La filière manioc met en place une interprofession pour accélérer sa structuration
Les autorités ivoiriennes et les acteurs privés ont franchi une nouvelle étape avec le lancement officiel de l’Interprofession de la filière Manioc (OIA Manioc), le 27 janvier à Abidjan Marcory. Troisième producteur de manioc en Afrique de l’Ouest, derrière le Nigeria et le Ghana, la Côte d’Ivoire entend renforcer l’organisation et la performance de cette filière stratégique pour sa sécurité alimentaire et son agro-industrie.

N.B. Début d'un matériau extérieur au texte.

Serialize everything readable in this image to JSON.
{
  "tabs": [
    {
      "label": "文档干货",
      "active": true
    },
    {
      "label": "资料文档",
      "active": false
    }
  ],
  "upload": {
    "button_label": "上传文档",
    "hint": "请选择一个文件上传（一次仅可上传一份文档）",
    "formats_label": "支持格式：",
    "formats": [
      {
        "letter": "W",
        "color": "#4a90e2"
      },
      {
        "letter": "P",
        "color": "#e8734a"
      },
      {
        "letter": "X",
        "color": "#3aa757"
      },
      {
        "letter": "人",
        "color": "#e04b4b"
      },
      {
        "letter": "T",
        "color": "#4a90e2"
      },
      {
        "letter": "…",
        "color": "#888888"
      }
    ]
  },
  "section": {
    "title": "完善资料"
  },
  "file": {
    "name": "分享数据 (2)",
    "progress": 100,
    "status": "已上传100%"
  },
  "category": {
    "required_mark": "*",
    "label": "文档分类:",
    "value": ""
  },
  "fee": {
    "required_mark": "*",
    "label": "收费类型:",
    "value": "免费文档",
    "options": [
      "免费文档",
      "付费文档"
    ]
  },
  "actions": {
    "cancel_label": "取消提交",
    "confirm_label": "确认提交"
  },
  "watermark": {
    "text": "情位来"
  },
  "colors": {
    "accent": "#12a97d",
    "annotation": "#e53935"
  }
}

Réunis lors d’une table ronde associant pouvoirs publics, partenaires techniques et financiers, institutions bancaires et représentants des producteurs, transformateurs et commerçants, les participants ont acté la naissance de la nouvelle interprofession de la filière manioc dénommée Organisation interprofessionnelle agricole (OIA Manioc). Cette initiative marque l’aboutissement d’un processus engagé depuis novembre 2025 pour mieux coordonner les différents maillons de la chaîne.
Les projections pour la filière Manioc
En effet, cette réorganisation s’inscrit dans une dynamique plus large impulsée par l’État ivoirien depuis 2025 pour renforcer la chaîne de valeur du manioc. En mai de la même année, le gouvernement a obtenu deux prêts d’un montant cumulé de 45,9 milliards de francs CFA (environ 83,7 millions de dollars) auprès de la Banque islamique de développement afin de financer un vaste projet sectoriel.
Le programme prévoit la mise en valeur de 40 000 hectares de terres agricoles, l’aménagement de 70 hectares irrigués destinés à la production de boutures améliorées ainsi que la construction de nouvelles unités de transformation, dans l’objectif de stimuler la production et d’offrir davantage de débouchés aux agriculteurs.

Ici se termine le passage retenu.